A Comprehensive Cellular Kinetics Strategy to Inform T-cell Therapy Programs

Adoptive T cell therapy is an innovative cancer treatment that involves the extraction and genetic modification of a patient’s T cells to enhance their ability to recognize and attack cancer cells. This case study describes a detailed cellular kinetics (CK) strategy for an autologous TCR-T cell program that targets a neoantigen expressed in certain solid tumors. This comprehensive clinical CK strategy combines 2 PCR assays and a flow cytometry assay to enable a clear analysis of the expansion and persistence of the engineered T cells in circulation. This presentation will highlight the challenges in the development of these 3 complementary assays and show qualification and validation data to support a first-in-human study.

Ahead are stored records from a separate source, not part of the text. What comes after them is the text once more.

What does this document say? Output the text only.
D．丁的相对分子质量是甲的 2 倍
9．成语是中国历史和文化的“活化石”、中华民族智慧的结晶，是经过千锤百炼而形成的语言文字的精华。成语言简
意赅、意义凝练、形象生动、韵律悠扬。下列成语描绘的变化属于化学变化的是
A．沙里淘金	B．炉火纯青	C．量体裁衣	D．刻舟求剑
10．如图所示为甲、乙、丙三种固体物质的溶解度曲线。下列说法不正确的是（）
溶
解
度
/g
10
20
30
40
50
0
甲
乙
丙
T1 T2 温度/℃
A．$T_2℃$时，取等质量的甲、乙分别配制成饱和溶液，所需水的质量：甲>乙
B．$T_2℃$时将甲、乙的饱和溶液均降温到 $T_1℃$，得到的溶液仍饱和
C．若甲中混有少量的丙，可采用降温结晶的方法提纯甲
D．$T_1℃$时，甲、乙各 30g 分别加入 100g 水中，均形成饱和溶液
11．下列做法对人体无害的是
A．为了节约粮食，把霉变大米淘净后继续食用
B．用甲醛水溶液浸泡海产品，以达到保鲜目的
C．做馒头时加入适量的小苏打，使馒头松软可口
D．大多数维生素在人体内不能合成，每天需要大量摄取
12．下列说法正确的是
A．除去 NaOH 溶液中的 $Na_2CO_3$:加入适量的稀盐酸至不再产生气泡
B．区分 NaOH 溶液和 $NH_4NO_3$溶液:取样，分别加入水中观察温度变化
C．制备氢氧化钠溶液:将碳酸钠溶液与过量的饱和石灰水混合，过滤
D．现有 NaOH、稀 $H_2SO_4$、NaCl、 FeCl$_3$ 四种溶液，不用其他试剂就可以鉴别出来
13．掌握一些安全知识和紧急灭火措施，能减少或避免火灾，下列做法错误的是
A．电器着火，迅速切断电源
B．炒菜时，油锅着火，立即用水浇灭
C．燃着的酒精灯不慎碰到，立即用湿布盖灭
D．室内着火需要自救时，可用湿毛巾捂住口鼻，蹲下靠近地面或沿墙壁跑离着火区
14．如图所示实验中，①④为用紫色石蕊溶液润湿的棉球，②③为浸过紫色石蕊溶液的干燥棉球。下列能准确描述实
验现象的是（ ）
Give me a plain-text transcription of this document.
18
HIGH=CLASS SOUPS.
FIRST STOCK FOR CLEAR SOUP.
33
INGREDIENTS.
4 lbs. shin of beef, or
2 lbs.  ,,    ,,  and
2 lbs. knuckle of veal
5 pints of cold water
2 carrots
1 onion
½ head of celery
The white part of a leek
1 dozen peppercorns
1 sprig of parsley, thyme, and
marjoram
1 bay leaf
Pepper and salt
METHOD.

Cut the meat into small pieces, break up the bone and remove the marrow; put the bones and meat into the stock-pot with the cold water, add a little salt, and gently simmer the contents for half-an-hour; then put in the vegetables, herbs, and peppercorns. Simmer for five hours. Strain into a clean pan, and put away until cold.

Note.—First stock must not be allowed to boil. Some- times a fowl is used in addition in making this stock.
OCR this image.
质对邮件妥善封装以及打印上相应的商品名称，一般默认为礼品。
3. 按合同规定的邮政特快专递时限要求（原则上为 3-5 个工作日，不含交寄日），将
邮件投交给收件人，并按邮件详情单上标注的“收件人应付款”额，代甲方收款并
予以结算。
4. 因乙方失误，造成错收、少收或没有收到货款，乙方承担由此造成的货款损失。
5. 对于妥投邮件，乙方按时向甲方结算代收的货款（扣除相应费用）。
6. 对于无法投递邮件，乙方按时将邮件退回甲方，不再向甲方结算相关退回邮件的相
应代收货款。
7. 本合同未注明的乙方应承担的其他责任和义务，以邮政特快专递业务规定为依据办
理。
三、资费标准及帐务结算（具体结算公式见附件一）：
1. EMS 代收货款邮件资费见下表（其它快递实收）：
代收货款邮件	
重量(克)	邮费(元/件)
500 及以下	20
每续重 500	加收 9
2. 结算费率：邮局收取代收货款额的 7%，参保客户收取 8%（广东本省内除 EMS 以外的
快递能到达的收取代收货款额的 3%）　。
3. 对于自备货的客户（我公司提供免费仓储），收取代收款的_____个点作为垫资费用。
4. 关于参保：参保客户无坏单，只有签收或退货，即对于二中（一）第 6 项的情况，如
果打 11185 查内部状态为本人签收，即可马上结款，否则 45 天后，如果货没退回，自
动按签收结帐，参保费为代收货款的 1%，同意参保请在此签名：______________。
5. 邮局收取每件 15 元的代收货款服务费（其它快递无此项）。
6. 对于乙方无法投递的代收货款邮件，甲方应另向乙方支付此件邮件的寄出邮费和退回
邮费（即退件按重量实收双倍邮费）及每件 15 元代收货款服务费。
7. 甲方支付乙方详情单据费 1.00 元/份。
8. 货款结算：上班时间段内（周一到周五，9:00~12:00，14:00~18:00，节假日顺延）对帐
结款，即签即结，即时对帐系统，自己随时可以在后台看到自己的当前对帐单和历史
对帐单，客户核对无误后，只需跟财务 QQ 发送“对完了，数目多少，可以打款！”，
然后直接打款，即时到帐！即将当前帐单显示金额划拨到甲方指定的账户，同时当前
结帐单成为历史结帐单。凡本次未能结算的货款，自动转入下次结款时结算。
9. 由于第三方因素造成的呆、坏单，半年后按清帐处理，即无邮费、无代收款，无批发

The CK measurement using a ddPCR assay with reportable units of transgene copies per µg of blood DNA will support a secondary objective. The challenges of the ddPCR assay, including a high sensitivity requirement of 50 copies/µg blood DNA and the implemented solutions, will be discussed. Since lymphodepletion is an essential pre-treatment in T cell therapy clinical development and may impact the copies/µg DNA readout across patients, another exploratory ddPCR assay was developed to enable data reporting in copies/µL blood, a readout that is independent of the patients’ lymphodepletion status. For this exploratory assay, an exogenous DNA was incorporated into the assay workflow to enable the calculation of copies/µL blood. The consistency of this readout across samples with different levels of lymphodepletion was confirmed using CD45-depleted blood as well as blood from patients undergoing chemotherapy regimens.
A third assay uses multicolor flow cytometry to quantify the T cell product in blood, while also providing immunophenotyping information. The choice of critical reagents, assay challenges, solutions and validation data will be discussed.